谷戸が問い返すと、実演するのが早いとでも言うように男はフンッと鼻で嘲った。

そして男がパチンと指を鳴らす。

すると校庭のそばにある物全てが『巻き上げられた』。

周囲一帯に植えられていた木々が地面に土を振らしながら空に吸い上げられ、その他椅子・ベンチ・街灯が根こそぎ天空に持ち上げられる。

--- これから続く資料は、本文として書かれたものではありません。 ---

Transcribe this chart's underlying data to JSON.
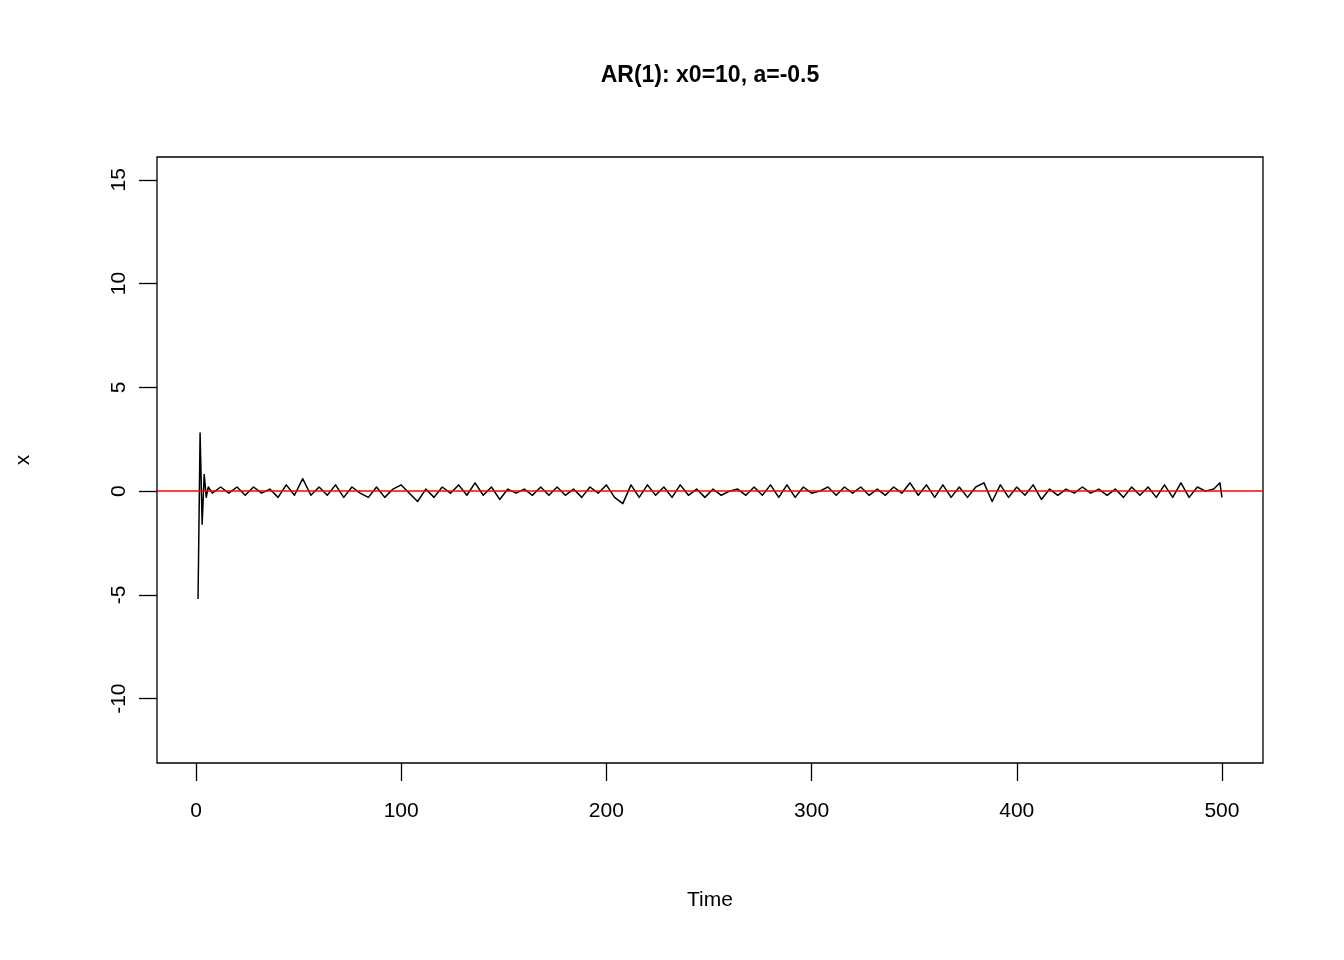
{
  "chart_data": {
    "type": "line",
    "title": "AR(1): x0=10, a=-0.5",
    "xlabel": "Time",
    "ylabel": "x",
    "xlim": [
      -19,
      520
    ],
    "ylim": [
      -13.1,
      16.1
    ],
    "xticks": [
      0,
      100,
      200,
      300,
      400,
      500
    ],
    "yticks": [
      -10,
      -5,
      0,
      5,
      10,
      15
    ],
    "grid": false,
    "marker": "none",
    "line_style": "solid",
    "series": [
      {
        "color": "#000000",
        "x": [
          1,
          2,
          3,
          4,
          5,
          6,
          8,
          12,
          16,
          20,
          24,
          28,
          32,
          36,
          40,
          44,
          48,
          52,
          56,
          60,
          64,
          68,
          72,
          76,
          80,
          84,
          88,
          92,
          96,
          100,
          104,
          108,
          112,
          116,
          120,
          124,
          128,
          132,
          136,
          140,
          144,
          148,
          152,
          156,
          160,
          164,
          168,
          172,
          176,
          180,
          184,
          188,
          192,
          196,
          200,
          204,
          208,
          212,
          216,
          220,
          224,
          228,
          232,
          236,
          240,
          244,
          248,
          252,
          256,
          260,
          264,
          268,
          272,
          276,
          280,
          284,
          288,
          292,
          296,
          300,
          304,
          308,
          312,
          316,
          320,
          324,
          328,
          332,
          336,
          340,
          344,
          348,
          352,
          356,
          360,
          364,
          368,
          372,
          376,
          380,
          384,
          388,
          392,
          396,
          400,
          404,
          408,
          412,
          416,
          420,
          424,
          428,
          432,
          436,
          440,
          444,
          448,
          452,
          456,
          460,
          464,
          468,
          472,
          476,
          480,
          484,
          488,
          492,
          496,
          499,
          500
        ],
        "values": [
          -5.2,
          2.8,
          -1.6,
          0.8,
          -0.3,
          0.2,
          -0.1,
          0.2,
          -0.1,
          0.2,
          -0.2,
          0.2,
          -0.1,
          0.1,
          -0.3,
          0.3,
          -0.2,
          0.6,
          -0.2,
          0.2,
          -0.2,
          0.3,
          -0.3,
          0.2,
          -0.1,
          -0.3,
          0.2,
          -0.3,
          0.1,
          0.3,
          -0.1,
          -0.5,
          0.1,
          -0.3,
          0.2,
          -0.1,
          0.3,
          -0.2,
          0.4,
          -0.2,
          0.2,
          -0.4,
          0.1,
          -0.1,
          0.1,
          -0.2,
          0.2,
          -0.2,
          0.2,
          -0.2,
          0.1,
          -0.3,
          0.2,
          -0.1,
          0.3,
          -0.3,
          -0.6,
          0.3,
          -0.3,
          0.3,
          -0.2,
          0.2,
          -0.3,
          0.3,
          -0.2,
          0.1,
          -0.3,
          0.1,
          -0.2,
          0.0,
          0.1,
          -0.2,
          0.2,
          -0.2,
          0.3,
          -0.3,
          0.3,
          -0.3,
          0.2,
          -0.1,
          0.0,
          0.2,
          -0.2,
          0.2,
          -0.1,
          0.2,
          -0.2,
          0.1,
          -0.2,
          0.2,
          -0.1,
          0.4,
          -0.2,
          0.3,
          -0.3,
          0.3,
          -0.3,
          0.2,
          -0.3,
          0.2,
          0.4,
          -0.5,
          0.3,
          -0.3,
          0.2,
          -0.2,
          0.3,
          -0.4,
          0.1,
          -0.2,
          0.1,
          -0.1,
          0.2,
          -0.1,
          0.1,
          -0.2,
          0.1,
          -0.3,
          0.2,
          -0.2,
          0.2,
          -0.3,
          0.3,
          -0.3,
          0.4,
          -0.3,
          0.2,
          0.0,
          0.1,
          0.4,
          -0.3
        ]
      }
    ],
    "ref_lines": [
      {
        "axis": "y",
        "value": 0,
        "color": "#ff0000",
        "line_style": "solid"
      }
    ]
  }
}
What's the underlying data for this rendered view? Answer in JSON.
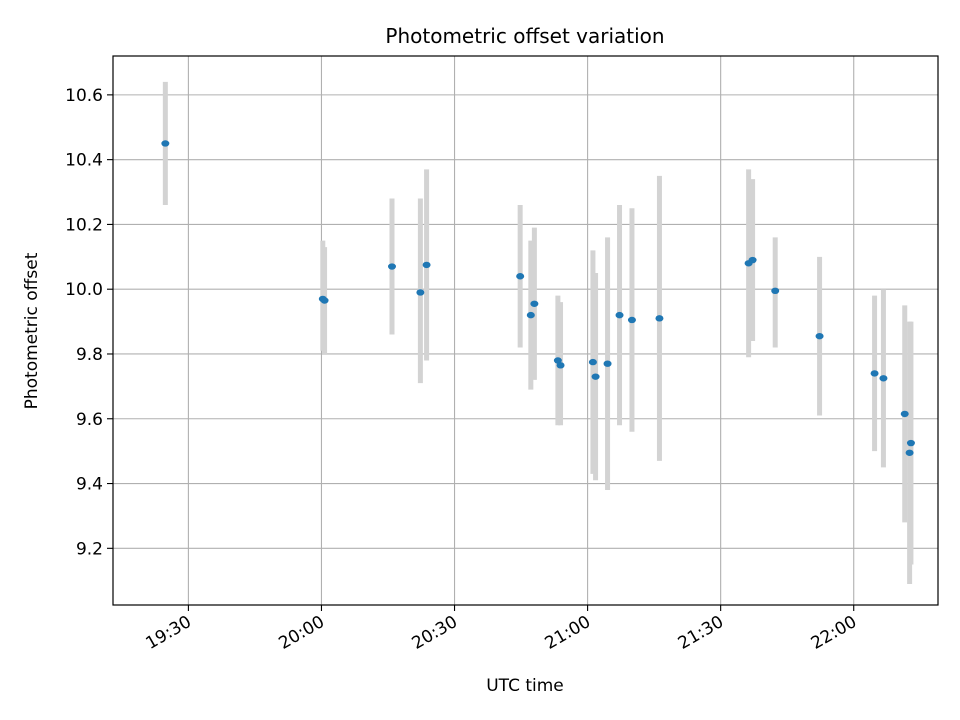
{
  "chart_data": {
    "type": "scatter",
    "title": "Photometric offset variation",
    "xlabel": "UTC time",
    "ylabel": "Photometric offset",
    "x_unit": "minutes since 00:00 UTC",
    "xlim": [
      1153,
      1339
    ],
    "ylim": [
      9.025,
      10.72
    ],
    "x_ticks": [
      1170,
      1200,
      1230,
      1260,
      1290,
      1320
    ],
    "x_tick_labels": [
      "19:30",
      "20:00",
      "20:30",
      "21:00",
      "21:30",
      "22:00"
    ],
    "y_ticks": [
      9.2,
      9.4,
      9.6,
      9.8,
      10.0,
      10.2,
      10.4,
      10.6
    ],
    "y_tick_labels": [
      "9.2",
      "9.4",
      "9.6",
      "9.8",
      "10.0",
      "10.2",
      "10.4",
      "10.6"
    ],
    "grid": true,
    "point_color": "#1f77b4",
    "errorbar_color": "#d3d3d3",
    "series": [
      {
        "points": [
          {
            "x": 1164.8,
            "y": 10.45,
            "lo": 10.26,
            "hi": 10.64
          },
          {
            "x": 1200.3,
            "y": 9.97,
            "lo": 9.81,
            "hi": 10.15
          },
          {
            "x": 1200.7,
            "y": 9.965,
            "lo": 9.8,
            "hi": 10.13
          },
          {
            "x": 1215.9,
            "y": 10.07,
            "lo": 9.86,
            "hi": 10.28
          },
          {
            "x": 1222.3,
            "y": 9.99,
            "lo": 9.71,
            "hi": 10.28
          },
          {
            "x": 1223.7,
            "y": 10.075,
            "lo": 9.78,
            "hi": 10.37
          },
          {
            "x": 1244.8,
            "y": 10.04,
            "lo": 9.82,
            "hi": 10.26
          },
          {
            "x": 1247.2,
            "y": 9.92,
            "lo": 9.69,
            "hi": 10.15
          },
          {
            "x": 1248.0,
            "y": 9.955,
            "lo": 9.72,
            "hi": 10.19
          },
          {
            "x": 1253.3,
            "y": 9.78,
            "lo": 9.58,
            "hi": 9.98
          },
          {
            "x": 1253.9,
            "y": 9.765,
            "lo": 9.58,
            "hi": 9.96
          },
          {
            "x": 1261.2,
            "y": 9.775,
            "lo": 9.43,
            "hi": 10.12
          },
          {
            "x": 1261.8,
            "y": 9.73,
            "lo": 9.41,
            "hi": 10.05
          },
          {
            "x": 1264.5,
            "y": 9.77,
            "lo": 9.38,
            "hi": 10.16
          },
          {
            "x": 1267.2,
            "y": 9.92,
            "lo": 9.58,
            "hi": 10.26
          },
          {
            "x": 1270.0,
            "y": 9.905,
            "lo": 9.56,
            "hi": 10.25
          },
          {
            "x": 1276.2,
            "y": 9.91,
            "lo": 9.47,
            "hi": 10.35
          },
          {
            "x": 1296.3,
            "y": 10.08,
            "lo": 9.79,
            "hi": 10.37
          },
          {
            "x": 1297.2,
            "y": 10.09,
            "lo": 9.84,
            "hi": 10.34
          },
          {
            "x": 1302.3,
            "y": 9.995,
            "lo": 9.82,
            "hi": 10.16
          },
          {
            "x": 1312.3,
            "y": 9.855,
            "lo": 9.61,
            "hi": 10.1
          },
          {
            "x": 1324.7,
            "y": 9.74,
            "lo": 9.5,
            "hi": 9.98
          },
          {
            "x": 1326.7,
            "y": 9.725,
            "lo": 9.45,
            "hi": 10.0
          },
          {
            "x": 1331.5,
            "y": 9.615,
            "lo": 9.28,
            "hi": 9.95
          },
          {
            "x": 1332.6,
            "y": 9.495,
            "lo": 9.09,
            "hi": 9.9
          },
          {
            "x": 1332.9,
            "y": 9.525,
            "lo": 9.15,
            "hi": 9.9
          }
        ]
      }
    ]
  }
}
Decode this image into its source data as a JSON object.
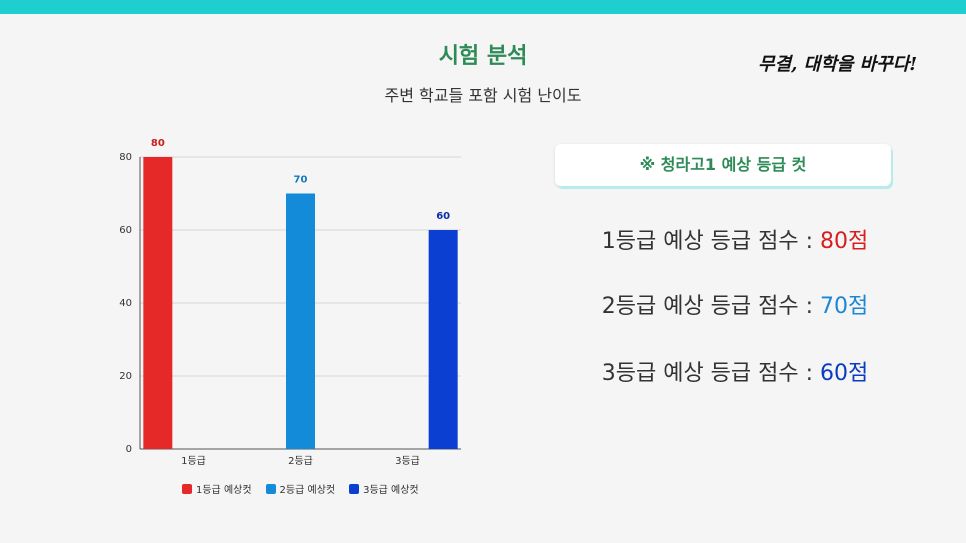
{
  "header": {
    "title": "시험 분석",
    "subtitle": "주변 학교들 포함 시험 난이도",
    "brand": "무결, 대학을 바꾸다!"
  },
  "panel": {
    "cut_title": "※ 청라고1 예상 등급 컷",
    "scores": [
      {
        "label": "1등급 예상 등급 점수 : ",
        "value": "80점",
        "color": "#d61f1f"
      },
      {
        "label": "2등급 예상 등급 점수 : ",
        "value": "70점",
        "color": "#1a87d6"
      },
      {
        "label": "3등급 예상 등급 점수 : ",
        "value": "60점",
        "color": "#0a3cbf"
      }
    ]
  },
  "chart_data": {
    "type": "bar",
    "categories": [
      "1등급",
      "2등급",
      "3등급"
    ],
    "series": [
      {
        "name": "1등급 예상컷",
        "values": [
          80,
          null,
          null
        ],
        "color": "#e52828"
      },
      {
        "name": "2등급 예상컷",
        "values": [
          null,
          70,
          null
        ],
        "color": "#138bd8"
      },
      {
        "name": "3등급 예상컷",
        "values": [
          null,
          null,
          60
        ],
        "color": "#0a3fd1"
      }
    ],
    "data_labels": [
      "80",
      "70",
      "60"
    ],
    "label_colors": [
      "#c81e1e",
      "#1179bd",
      "#0a2fa8"
    ],
    "y_ticks": [
      0,
      20,
      40,
      60,
      80
    ],
    "ylim": [
      0,
      80
    ],
    "grid": true,
    "legend_position": "bottom"
  }
}
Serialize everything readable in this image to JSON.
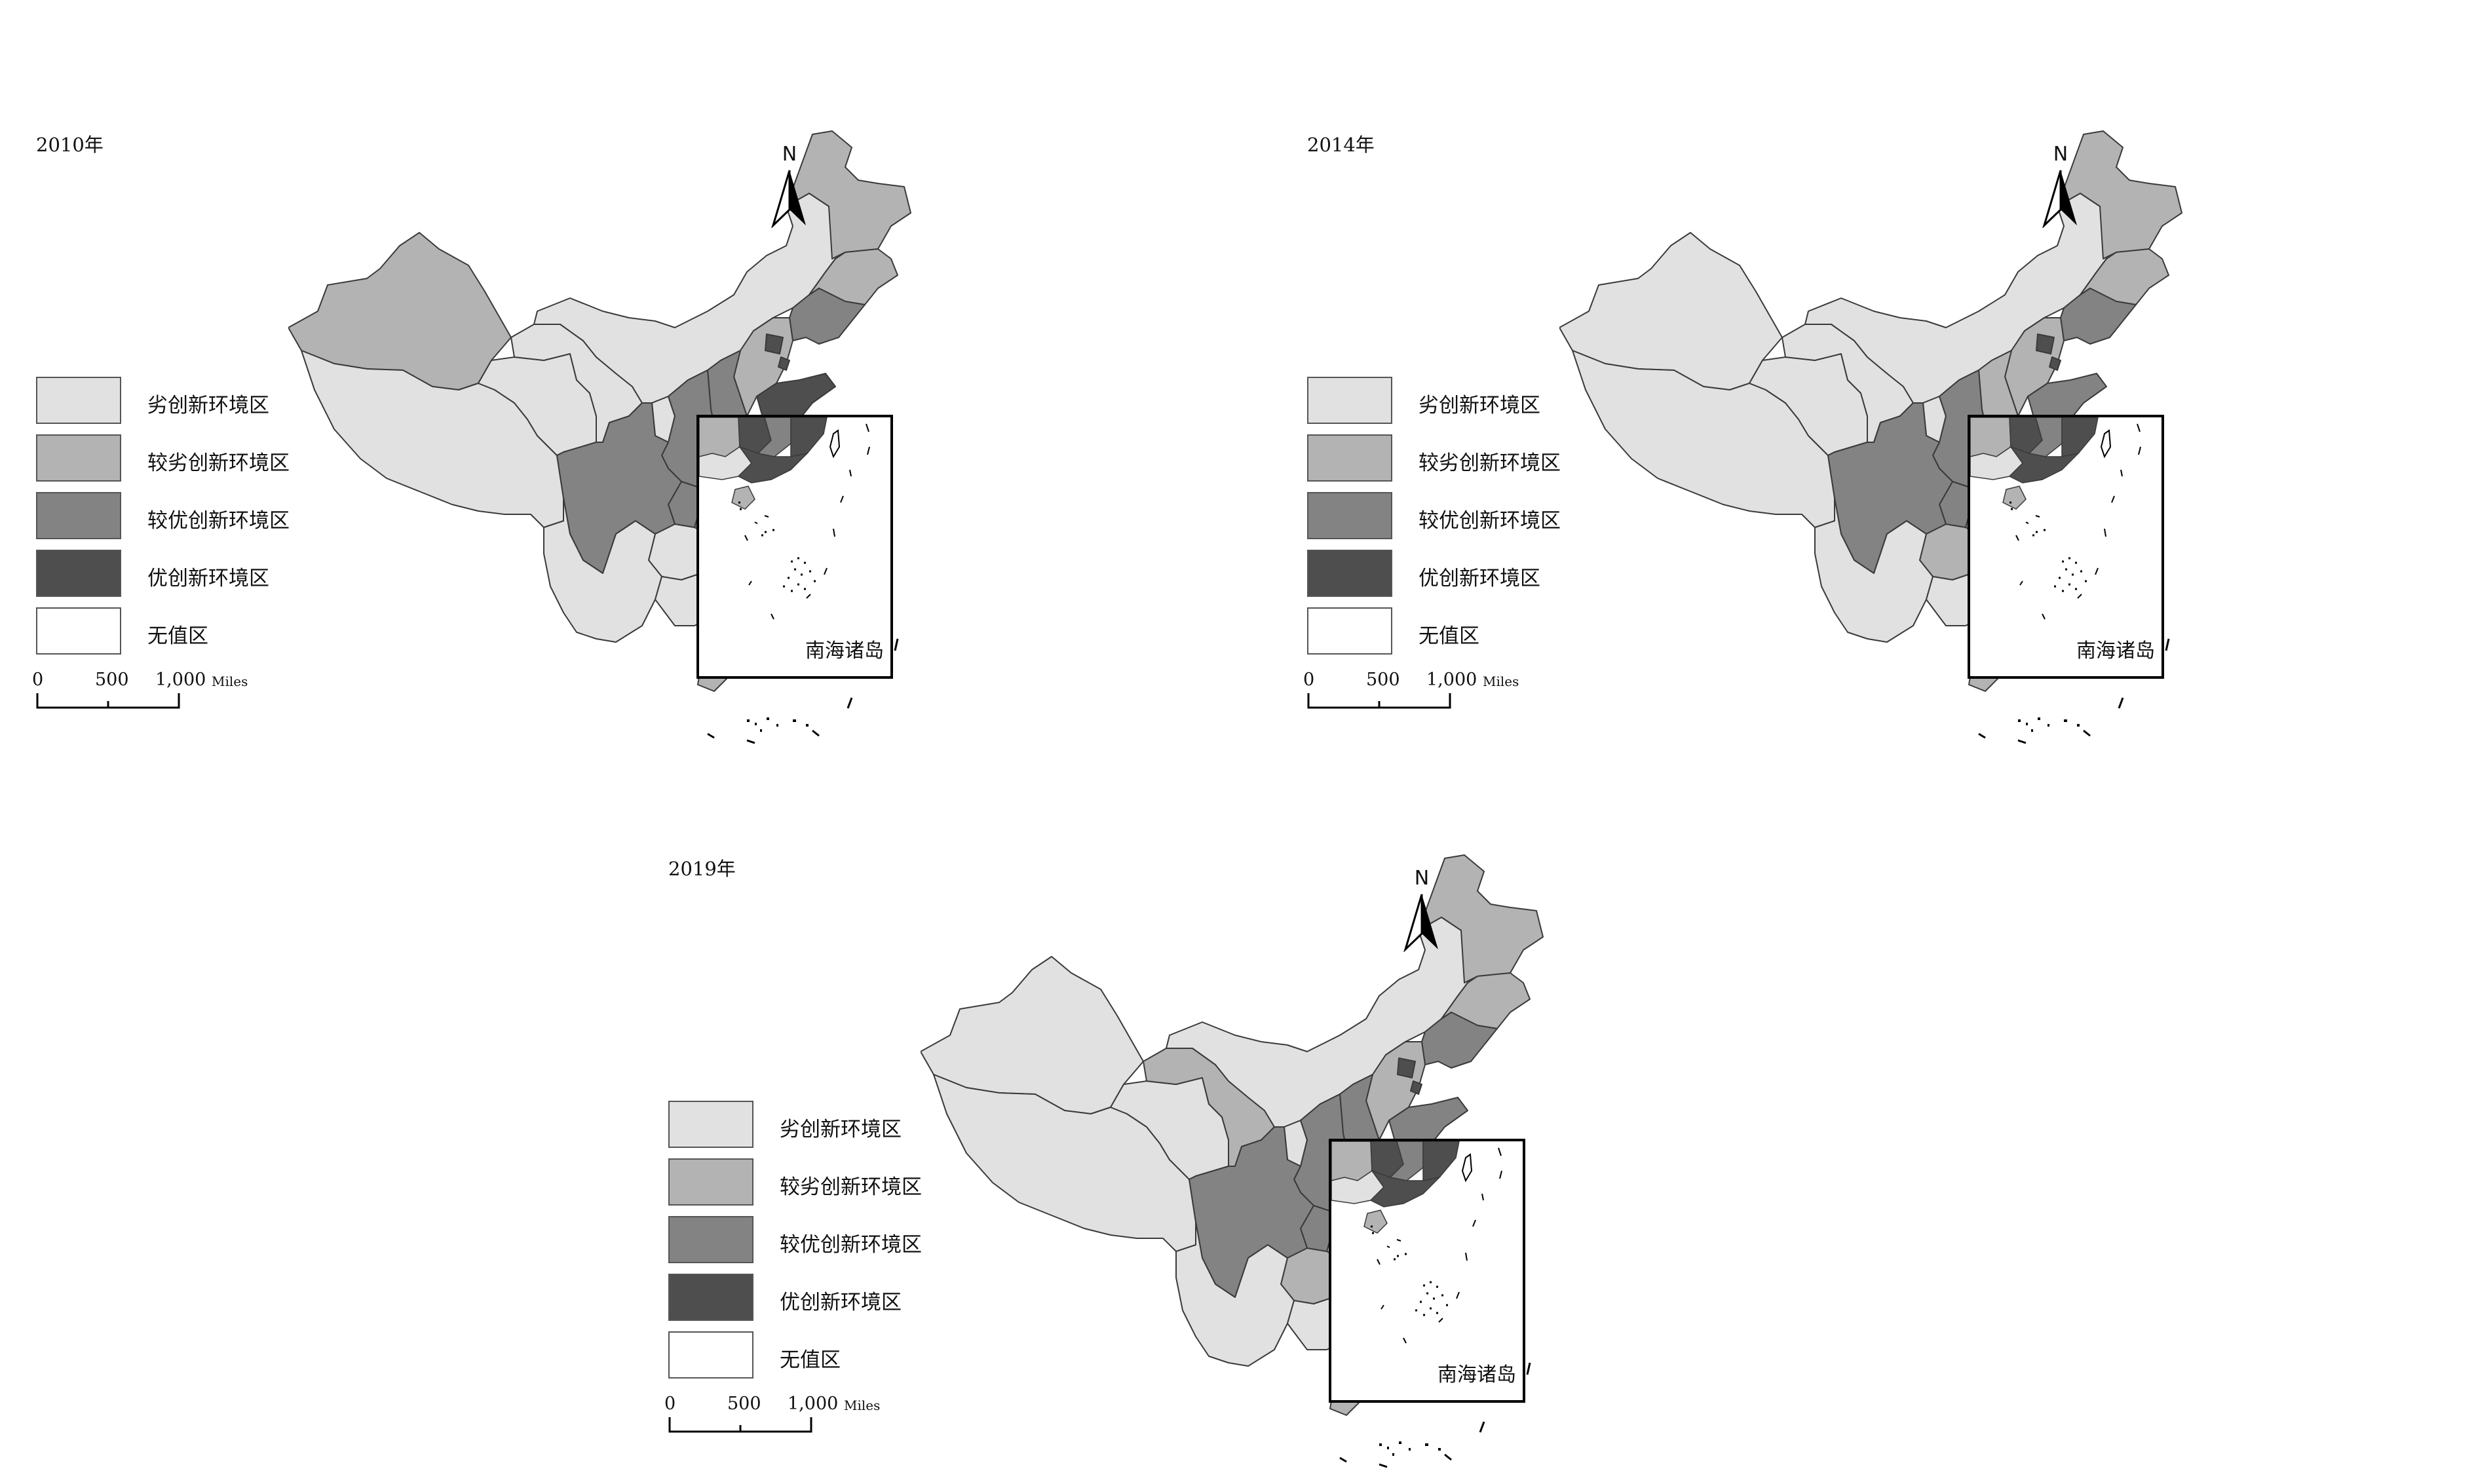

そしてそれらはまるで谷戸たちを狙う砲台のように、天空で一列に並んだ。


「はぁ!?」


その出力を見て谷戸は瞠目する。

谷戸だけではない。


「なになに!? 急にどういう事!?」

「あいつ誰なの!?」


その様子を見ていた全ての生徒がパニックに陥っていた。


そんな中、唯一、史郎と直接やり合ったことのある谷戸は驚愕の事実を知る。


(これじゃまるで……九ノ枝と……ッ)


そして男は正確に谷戸の内心を察知しており


「お前達、九ノ枝という男を知っているな。ならこれがどういう意味か分かるだろう」


そう、この男の異形な点。

それは、史郎と同様、完全に自分達より格上な点。

その男が告げる。


「今からこの学園を占拠する。お前たちは黙って従え」


それは史郎不在のこの学園が敵の手に落ちた瞬間だった。



そして――


◆◆◆


(九ノ枝くんはどういった話をしてくれるのかしら……)


昨日の史郎との会話から、いずれ伝えられる史郎の秘密を考えているメイの耳にもドォン!という爆発音は届き


「何の音……?」


教室にいるメイもまた、その異音に顔を上げていた。